The scale of the Ukraine refugee situation — with up to 8 million people now expected to be displaced — is worse than “even the worst-case scenario,” HIAS President and CEO Mark Hetfield said during panel discussion hosted by the Council on Foreign Relations on March 24.

Hetfield called for the Biden administration to quickly “use the refugee program for its intended purpose which is to bring people here and make sure that they have what they need to sit out this period in dignity, to be able to work, to be able to reunite with family and then, if they can’t go back in a timely fashion to adjust to permanent residence.”

Hetfield provided historical context and current observations to the panel discussing that day's Biden Administration announcement that 100,000 refugees from Ukraine would be resettled in the United States. The panel was moderated by Sarah Yager, the Washington director of Human Rights Watch, and also featured Nancy Izzo Jackson, senior official at the Bureau of Population, Refugees and Migration at the State Department, and Amanda Catanzano at International Rescue Committee. 

Talking about the seemingly discriminatory exemptions of Title 42 at the southern border meaning that Ukrainians are allowed through but others are not, Hetfield noted that this programmatic exemption to an "illegal" program is “illegal, immoral, unAmerican.”

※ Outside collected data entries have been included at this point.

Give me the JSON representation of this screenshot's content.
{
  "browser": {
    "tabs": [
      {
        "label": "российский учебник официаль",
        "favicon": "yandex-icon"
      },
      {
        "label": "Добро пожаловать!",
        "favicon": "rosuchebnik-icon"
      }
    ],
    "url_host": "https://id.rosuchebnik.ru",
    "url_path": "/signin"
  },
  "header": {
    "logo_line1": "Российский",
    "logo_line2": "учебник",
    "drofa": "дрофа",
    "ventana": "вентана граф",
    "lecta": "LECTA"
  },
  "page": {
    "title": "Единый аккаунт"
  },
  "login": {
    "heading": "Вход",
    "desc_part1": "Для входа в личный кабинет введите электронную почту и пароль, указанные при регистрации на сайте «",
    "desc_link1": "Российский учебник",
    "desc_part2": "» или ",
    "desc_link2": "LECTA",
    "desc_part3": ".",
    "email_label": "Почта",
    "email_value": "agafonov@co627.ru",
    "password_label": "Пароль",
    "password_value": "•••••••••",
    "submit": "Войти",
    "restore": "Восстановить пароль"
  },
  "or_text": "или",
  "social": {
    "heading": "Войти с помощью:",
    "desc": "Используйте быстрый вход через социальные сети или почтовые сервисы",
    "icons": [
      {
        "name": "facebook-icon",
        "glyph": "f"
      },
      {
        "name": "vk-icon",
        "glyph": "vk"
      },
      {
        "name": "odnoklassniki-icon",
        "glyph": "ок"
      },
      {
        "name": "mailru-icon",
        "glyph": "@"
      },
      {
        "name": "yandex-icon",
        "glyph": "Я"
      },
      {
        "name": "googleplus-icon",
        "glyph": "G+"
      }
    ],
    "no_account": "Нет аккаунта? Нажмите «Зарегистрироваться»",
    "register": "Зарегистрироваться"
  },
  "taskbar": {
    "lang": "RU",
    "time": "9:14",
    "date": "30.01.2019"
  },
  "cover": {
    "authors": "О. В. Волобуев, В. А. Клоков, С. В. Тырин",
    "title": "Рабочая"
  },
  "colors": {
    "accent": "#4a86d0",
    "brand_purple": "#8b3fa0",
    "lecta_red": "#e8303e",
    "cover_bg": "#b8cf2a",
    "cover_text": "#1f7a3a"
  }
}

In response to the question of public sympathy for people who "look like us" — meaning White European — Hetfield commented: "For the people saying 'they look like us' it should not be held in their favor or against them. We have to look at this crisis on its merits and the fact of the matter is that this is an unprecedented crisis no matter what complexion Ukrainians have. But I’m also hoping on the positive side that it’s waking up Americans to realize that really anyone can be a refugee... We’re all created in the image of God... We’re all people, and any one of us can be subject to this level of vulnerability no matter where we are right now … my community has certainly learned that the hard way."